Humans get emotionally attached to certain possessions – usually those that hold sentimental memories.  Scientists have found that triggering an emotional response to an object will lead to greater sales of goods.  The current innovative project Shelflife, run through Oxfam charity shops, is cleverly tapping into this theory by enriching an object’s narrative through the potential purchaser being able to digitally read the story behind it on an Oxfam app. http://shelflife.oxfam.org.uk/how_it_works/

Andy Hudson-Smith in the Bartlett Centre for Advanced Spatial Analysis at University College London originally devised the project in 2012.  Hudson-Smith reasoned that a digital society could connect with the story buried in the physicality of an object and thereby tap into an emotive thread, but through electronic means.  The idea has led to an increase in sales for Oxfam and a widening of the project’s scope to include more retail outlets.

So how does this information inform and guide my art practice?

My own struggle against the fabrication of ‘stuff’ is well documented, made particularly difficult as a sculptor driven to create yet not wanting to contribute to an already ‘over-stuffed’ world.  Consequently, my practice ethos is to work with existing objects whenever possible so not to contribute to the mountain of possessions but instead to seconder and reinvent.  The conceptual underpinning is vital leading an approach that demands the innovative use of found objects and a considerable amount of searching for that particular metaphorical ‘thing’. Cognitive battles ensue with a rewriting of the discarded and their repositories of memories redefined.

“We are embedded in our trash – there is no way to leap beyond it and build a utopia without garbage, to address the contradiction between the world’s limited resources and our seemingly unlimited ability to manufacture trash.  Its production is rooted in survival, represented in every culture, and magnified by economic success. To purge the earth of garbage would be to destroy our own reflection.”                                                  

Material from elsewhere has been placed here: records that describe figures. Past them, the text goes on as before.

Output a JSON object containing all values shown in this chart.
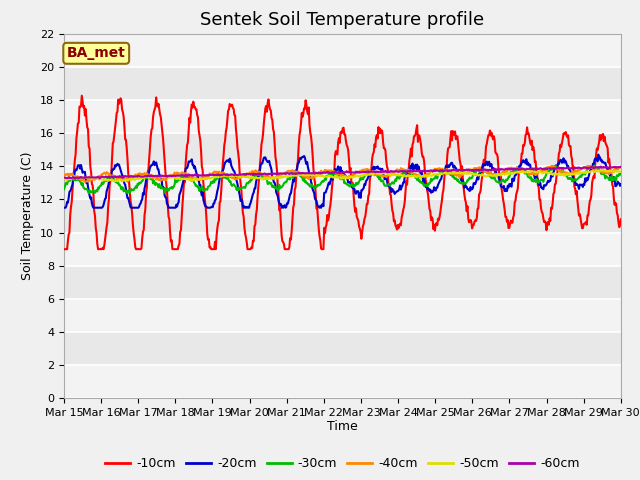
{
  "title": "Sentek Soil Temperature profile",
  "ylabel": "Soil Temperature (C)",
  "xlabel": "Time",
  "annotation": "BA_met",
  "ylim": [
    0,
    22
  ],
  "yticks": [
    0,
    2,
    4,
    6,
    8,
    10,
    12,
    14,
    16,
    18,
    20,
    22
  ],
  "xtick_labels": [
    "Mar 15",
    "Mar 16",
    "Mar 17",
    "Mar 18",
    "Mar 19",
    "Mar 20",
    "Mar 21",
    "Mar 22",
    "Mar 23",
    "Mar 24",
    "Mar 25",
    "Mar 26",
    "Mar 27",
    "Mar 28",
    "Mar 29",
    "Mar 30"
  ],
  "series": [
    {
      "label": "-10cm",
      "color": "#ff0000"
    },
    {
      "label": "-20cm",
      "color": "#0000cc"
    },
    {
      "label": "-30cm",
      "color": "#00bb00"
    },
    {
      "label": "-40cm",
      "color": "#ff8800"
    },
    {
      "label": "-50cm",
      "color": "#dddd00"
    },
    {
      "label": "-60cm",
      "color": "#aa00aa"
    }
  ],
  "bg_outer": "#f0f0f0",
  "bg_plot": "#e8e8e8",
  "title_fontsize": 13,
  "axis_fontsize": 9,
  "tick_fontsize": 8
}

John Knechtel, Trash (Alphabet City Media Inc 2007)

My passion for the tactile and the eroded emerges in sculpture that in its corporeality reveals brooding degradation: the peeling layers inviting a meditation on the narrative exposed.  The work appears in distress – juxtaposing incongruous matter to create visual poetry is precarious.  Balancing a metaphysical perspective to harmonise or argue with scientific evidence is challenging.  This disputed landscape is inhabited with vigour until I retreat leaving the work to command its own domain.

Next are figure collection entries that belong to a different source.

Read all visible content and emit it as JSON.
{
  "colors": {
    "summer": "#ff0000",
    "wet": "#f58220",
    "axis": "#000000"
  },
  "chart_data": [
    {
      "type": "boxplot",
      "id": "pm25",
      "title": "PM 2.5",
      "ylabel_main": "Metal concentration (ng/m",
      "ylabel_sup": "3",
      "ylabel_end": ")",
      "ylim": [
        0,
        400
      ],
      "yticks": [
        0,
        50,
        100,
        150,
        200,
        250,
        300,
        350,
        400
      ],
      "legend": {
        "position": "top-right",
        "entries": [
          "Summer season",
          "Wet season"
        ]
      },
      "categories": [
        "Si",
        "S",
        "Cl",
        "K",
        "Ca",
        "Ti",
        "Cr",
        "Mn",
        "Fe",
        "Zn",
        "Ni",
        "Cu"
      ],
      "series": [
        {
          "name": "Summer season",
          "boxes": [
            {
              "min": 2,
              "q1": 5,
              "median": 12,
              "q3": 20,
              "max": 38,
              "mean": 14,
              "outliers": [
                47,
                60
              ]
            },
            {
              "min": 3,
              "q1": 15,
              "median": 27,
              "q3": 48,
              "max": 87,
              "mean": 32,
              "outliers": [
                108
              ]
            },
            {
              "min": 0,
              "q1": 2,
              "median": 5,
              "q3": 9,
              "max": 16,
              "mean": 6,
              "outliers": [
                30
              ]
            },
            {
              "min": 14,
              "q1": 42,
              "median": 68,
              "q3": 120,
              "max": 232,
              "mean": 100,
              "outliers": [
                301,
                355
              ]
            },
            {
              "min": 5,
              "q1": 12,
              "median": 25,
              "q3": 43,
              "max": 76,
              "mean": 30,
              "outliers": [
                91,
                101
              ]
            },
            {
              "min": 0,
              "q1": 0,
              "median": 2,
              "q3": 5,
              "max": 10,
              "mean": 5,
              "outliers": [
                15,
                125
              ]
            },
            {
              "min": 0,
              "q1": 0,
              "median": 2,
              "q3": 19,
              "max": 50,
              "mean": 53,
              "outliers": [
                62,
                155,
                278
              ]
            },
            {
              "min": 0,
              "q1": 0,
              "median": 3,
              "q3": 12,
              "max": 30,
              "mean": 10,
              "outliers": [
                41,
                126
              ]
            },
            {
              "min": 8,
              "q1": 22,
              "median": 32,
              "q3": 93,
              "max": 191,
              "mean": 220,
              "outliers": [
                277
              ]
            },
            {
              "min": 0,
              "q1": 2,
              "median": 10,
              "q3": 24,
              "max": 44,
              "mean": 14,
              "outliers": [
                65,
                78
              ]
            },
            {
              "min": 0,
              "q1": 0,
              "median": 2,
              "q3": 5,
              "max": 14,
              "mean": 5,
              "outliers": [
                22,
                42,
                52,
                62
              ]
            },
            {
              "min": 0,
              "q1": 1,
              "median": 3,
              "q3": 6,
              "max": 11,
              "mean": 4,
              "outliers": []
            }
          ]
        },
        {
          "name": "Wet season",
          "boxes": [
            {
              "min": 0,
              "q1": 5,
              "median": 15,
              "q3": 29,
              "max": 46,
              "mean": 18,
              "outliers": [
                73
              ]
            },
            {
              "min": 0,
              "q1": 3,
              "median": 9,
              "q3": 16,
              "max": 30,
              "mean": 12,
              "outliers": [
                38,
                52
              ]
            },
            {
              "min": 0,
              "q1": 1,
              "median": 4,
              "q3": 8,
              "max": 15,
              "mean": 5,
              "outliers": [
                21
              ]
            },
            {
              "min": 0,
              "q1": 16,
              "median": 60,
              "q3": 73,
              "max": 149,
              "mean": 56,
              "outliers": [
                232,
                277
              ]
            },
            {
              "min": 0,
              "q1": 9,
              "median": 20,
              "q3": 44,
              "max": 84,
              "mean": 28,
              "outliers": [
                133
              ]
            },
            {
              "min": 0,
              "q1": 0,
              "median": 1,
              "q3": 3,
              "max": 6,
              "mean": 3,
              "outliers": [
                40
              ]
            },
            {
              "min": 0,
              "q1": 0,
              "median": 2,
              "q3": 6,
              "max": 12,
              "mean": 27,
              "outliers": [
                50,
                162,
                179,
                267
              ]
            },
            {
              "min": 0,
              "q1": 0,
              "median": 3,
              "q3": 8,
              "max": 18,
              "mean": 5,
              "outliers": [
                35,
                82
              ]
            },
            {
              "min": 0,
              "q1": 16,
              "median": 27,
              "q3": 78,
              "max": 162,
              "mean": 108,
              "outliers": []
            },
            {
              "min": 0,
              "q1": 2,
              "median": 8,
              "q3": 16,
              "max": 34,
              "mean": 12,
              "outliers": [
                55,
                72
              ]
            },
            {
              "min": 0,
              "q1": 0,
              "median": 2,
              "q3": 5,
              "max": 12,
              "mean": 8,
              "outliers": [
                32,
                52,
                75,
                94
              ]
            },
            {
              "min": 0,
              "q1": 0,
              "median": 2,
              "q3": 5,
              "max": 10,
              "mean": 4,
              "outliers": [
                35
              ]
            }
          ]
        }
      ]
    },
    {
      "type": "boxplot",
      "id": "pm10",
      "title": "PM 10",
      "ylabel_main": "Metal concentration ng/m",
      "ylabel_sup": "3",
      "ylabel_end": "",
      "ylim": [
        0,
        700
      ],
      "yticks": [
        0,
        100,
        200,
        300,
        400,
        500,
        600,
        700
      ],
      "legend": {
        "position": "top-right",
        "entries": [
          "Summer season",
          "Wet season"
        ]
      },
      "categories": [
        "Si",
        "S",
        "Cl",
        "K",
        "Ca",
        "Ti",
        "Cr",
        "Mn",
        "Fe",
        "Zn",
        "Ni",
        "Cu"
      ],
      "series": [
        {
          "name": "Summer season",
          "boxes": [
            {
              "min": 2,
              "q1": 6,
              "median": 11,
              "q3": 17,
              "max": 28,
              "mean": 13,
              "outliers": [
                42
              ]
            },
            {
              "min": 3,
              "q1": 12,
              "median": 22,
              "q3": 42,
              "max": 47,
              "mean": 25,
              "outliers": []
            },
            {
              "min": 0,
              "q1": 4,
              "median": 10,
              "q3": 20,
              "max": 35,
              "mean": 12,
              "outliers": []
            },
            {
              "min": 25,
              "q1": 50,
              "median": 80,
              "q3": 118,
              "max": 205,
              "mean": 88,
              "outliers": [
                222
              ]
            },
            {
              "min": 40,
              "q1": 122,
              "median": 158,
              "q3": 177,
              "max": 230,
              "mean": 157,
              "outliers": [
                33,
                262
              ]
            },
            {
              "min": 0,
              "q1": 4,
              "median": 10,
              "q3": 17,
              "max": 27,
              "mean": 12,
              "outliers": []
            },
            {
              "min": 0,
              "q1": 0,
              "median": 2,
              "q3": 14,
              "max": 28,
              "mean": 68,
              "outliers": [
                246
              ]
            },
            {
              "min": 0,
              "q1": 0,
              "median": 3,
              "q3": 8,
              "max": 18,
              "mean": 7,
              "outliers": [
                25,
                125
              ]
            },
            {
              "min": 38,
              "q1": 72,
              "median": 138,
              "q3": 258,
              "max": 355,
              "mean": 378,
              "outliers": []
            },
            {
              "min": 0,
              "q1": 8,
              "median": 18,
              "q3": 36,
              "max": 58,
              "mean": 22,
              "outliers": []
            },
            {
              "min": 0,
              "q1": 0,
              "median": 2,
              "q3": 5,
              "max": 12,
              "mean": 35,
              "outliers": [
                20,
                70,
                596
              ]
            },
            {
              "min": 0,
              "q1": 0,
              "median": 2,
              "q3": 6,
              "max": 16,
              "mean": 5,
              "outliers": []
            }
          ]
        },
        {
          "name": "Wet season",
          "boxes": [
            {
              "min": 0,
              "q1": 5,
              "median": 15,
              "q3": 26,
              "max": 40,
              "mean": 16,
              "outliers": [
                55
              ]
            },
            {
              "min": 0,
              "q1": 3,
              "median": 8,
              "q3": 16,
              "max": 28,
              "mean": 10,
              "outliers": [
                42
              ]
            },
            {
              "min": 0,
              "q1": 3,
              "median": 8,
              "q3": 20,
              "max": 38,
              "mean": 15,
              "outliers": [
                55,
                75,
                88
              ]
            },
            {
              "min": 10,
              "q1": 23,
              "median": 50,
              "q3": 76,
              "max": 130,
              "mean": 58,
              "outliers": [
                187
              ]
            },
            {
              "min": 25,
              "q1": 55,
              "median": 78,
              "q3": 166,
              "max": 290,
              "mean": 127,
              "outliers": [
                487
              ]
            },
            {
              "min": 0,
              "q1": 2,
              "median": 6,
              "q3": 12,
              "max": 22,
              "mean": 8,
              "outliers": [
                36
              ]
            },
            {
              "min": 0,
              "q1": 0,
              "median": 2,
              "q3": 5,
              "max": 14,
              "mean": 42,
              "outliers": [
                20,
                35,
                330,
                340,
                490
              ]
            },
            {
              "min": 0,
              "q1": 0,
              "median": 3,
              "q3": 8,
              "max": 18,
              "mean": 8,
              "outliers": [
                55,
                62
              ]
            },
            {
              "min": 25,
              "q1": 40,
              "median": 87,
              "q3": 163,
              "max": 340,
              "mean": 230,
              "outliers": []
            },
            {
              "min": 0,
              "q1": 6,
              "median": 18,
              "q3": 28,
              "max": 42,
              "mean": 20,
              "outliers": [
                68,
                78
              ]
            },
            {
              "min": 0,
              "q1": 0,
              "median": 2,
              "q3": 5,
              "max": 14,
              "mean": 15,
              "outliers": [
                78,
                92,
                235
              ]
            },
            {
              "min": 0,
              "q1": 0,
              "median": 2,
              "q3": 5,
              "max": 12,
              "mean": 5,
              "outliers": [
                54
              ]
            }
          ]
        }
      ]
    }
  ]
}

“Artists don’t aim for a reductive simplicity but they, too, have an encompassing sense of what Coleridge called ‘cohaerence’ – ‘the clinging together’ of all the elements in a work to make some kind of whole which is psychically satisfying.  This is not to suggest that there is an ultimate fixed reality to be found but the artist’s personal vision will re-inform and reinvent a view of it, sometimes honing in on things that are apparently redundant and inconsequential and paradoxically presenting us with a coherent reflection of a corner of reality that we perhaps should not overlook.”